Quando houver uso, manipulação ou interface com produtos de origem animal, o enquadramento pode exigir atenção adicional, pois a avaliação tende a considerar riscos sanitários, fluxo produtivo, controles preventivos e rastreabilidade.

Principais grupos de exigências que costumam impactar o enquadramento:

  1. Enquadramento da atividade: identifica se o estabelecimento fabrica, manipula, armazena, distribui ou realiza mais de uma etapa da cadeia.
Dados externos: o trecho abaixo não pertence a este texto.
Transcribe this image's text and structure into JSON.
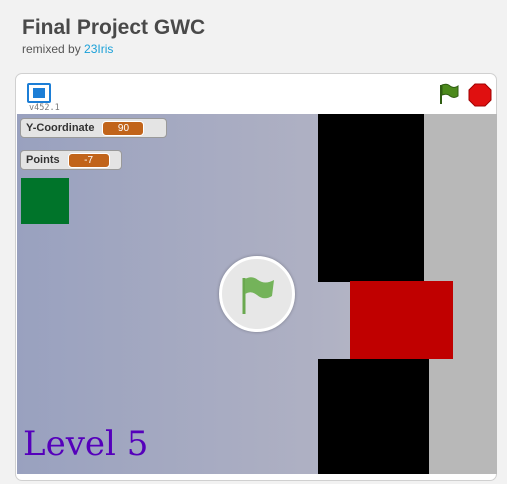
{
  "header": {
    "title": "Final Project GWC",
    "remixed_label": "remixed by ",
    "author": "23Iris"
  },
  "player": {
    "version": "v452.1",
    "icons": {
      "fullscreen": "fullscreen-icon",
      "green_flag": "green-flag-icon",
      "stop": "stop-sign-icon",
      "start_overlay": "green-flag-icon"
    },
    "colors": {
      "flag_green": "#4c8a1c",
      "stop_red": "#e01010",
      "accent_blue": "#1c7ed6"
    }
  },
  "stage": {
    "monitors": [
      {
        "label": "Y-Coordinate",
        "value": "90"
      },
      {
        "label": "Points",
        "value": "-7"
      }
    ],
    "level_text": "Level 5",
    "colors": {
      "green_sprite": "#00742a",
      "red_block": "#c00000",
      "walls": "#000000",
      "level_text": "#5500bb"
    }
  }
}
    Essa definição influencia o tipo de registro, a documentação exigida e a forma de interação com o órgão fiscalizador.

  2. Avaliação das instalações: considera layout, fluxo de pessoas, matérias-primas, embalagens, produtos acabados, áreas de armazenamento, condições higiênico-sanitárias e prevenção de contaminações.

    A estrutura física precisa ser compatível com a rotina declarada.

  3. Boas práticas e controles operacionais: envolve procedimentos de higiene, controle de pragas, limpeza, armazenamento, controle de água quando aplicável, rastreabilidade, recebimento de insumos e segregação de etapas críticas.

    O objetivo é demonstrar que a operação tem controles consistentes e verificáveis.

  4. Responsabilidade técnica: muitos processos regulados exigem profissional habilitado para acompanhar aspectos técnicos, sanitários e operacionais.

    A função não deve ser vista apenas como formalidade, mas como parte da governança da conformidade.

  5. Documentação operacional: inclui materiais como memoriais, fluxogramas, plantas, manuais, POPs e programas de autocontrole, conforme o enquadramento.

    A fiscalização tende a observar se os documentos descrevem a operação real, e não apenas um modelo genérico.

  6. Protocolo e acompanhamento de exigências: a abertura de processo administrativo não significa conclusão automática.

    Durante a análise, podem surgir exigências fiscais, pedidos de ajuste documental ou necessidade de adequações estruturais.

O ponto de maior atenção é que não existe um pacote universal de exigências válido para todos os fabricantes de pet food.

Uma fábrica de alimentos secos, uma unidade que manipula ingredientes de origem animal e uma operação com armazenamento ou distribuição podem ter riscos, fluxos e obrigações diferentes.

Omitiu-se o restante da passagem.